The LAT, NYT, and WP front, while the WSJ tops its world-wide newsbox with, news that the Bush administration has agreed to join high-level talks with Iran and Syria about the future of Iraq. Secretary of State Condoleezza Rice said yesterday that participation in the talks that are being organized by Iraq is part of a new "diplomatic offensive." The U.S. ambassador to Iraq will attend the first one in Baghdad and Rice is expected to be at the second. All permanent Security Council members and G-8 countries will be invited. This is a shift for an administration that has long resisted holding talks with Syria and Iran.
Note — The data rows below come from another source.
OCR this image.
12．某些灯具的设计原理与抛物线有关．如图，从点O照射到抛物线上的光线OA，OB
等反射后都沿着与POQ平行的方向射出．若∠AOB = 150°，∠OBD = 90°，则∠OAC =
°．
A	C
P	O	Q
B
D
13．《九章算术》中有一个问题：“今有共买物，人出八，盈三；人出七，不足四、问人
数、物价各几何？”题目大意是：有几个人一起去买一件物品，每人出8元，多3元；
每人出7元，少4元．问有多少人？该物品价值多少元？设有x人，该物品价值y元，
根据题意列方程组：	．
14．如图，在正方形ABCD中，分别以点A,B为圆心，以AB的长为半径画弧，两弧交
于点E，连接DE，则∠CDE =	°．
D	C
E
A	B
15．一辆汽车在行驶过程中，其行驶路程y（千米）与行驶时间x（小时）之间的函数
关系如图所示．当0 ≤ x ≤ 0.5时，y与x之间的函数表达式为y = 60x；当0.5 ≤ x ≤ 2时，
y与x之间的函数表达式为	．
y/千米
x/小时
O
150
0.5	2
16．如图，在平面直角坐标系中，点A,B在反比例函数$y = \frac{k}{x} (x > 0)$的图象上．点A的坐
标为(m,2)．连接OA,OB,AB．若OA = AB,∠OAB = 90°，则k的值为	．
Although officials insist the talks will strictly be about Iraq, some weren't willing to rule out the possibility of bilateral discussions. The meetings "could crack open a door to a diplomatic channel," says the NYT.
Meanwhile, in Baghdad, U.S. and Iraqi soldiers carried out a pre-dawn raid in the Shiite district of Sadr City and arrested 16 leaders of the Mahdi Army, which is controlled by cleric Muqtada Sadr. Until now, officials have been reluctant to go into Sadr City out of fear that it would galvanize militia members, who have been lying low recently. It is unclear whether yesterday's raid means there will be more operations in Sadr City. There was also widespread confusion in Iraq yesterday over reports that a bomb exploded near a soccer field and killed anywhere from 15 to 18 children. A spokeswoman for the U.S. military said it had received no reports of the attack.
The U.S. military announced that four more American service members were killed in Iraq.
The WP fronts news of a study that says more than one-third of women are infected with human papillomavirus by the time they are 24 years old. This is about two-thirds more than an earlier, and less comprehensive, study had found. There has been some controversy lately about whether states should be mandating HPV vaccinations.
In another report that makes the inside pages of most papers, an analysis of 68 studies concluded that antioxidant pills, which includes popular vitamins, have no real health benefits and some could even increase the possibility of death.
Back to China's stock market … To illustrate the "recent irrational exuberance" that has surrounded China's stock market over the last year, the NYT says that whenever a company in China announced bad news, its stock increased. Information is hard to come by, and regular people, who often refer to the market as "the slot machine," take any information they can get. So, even if the news is that a company's director is being investigated for fraud, its stock increases.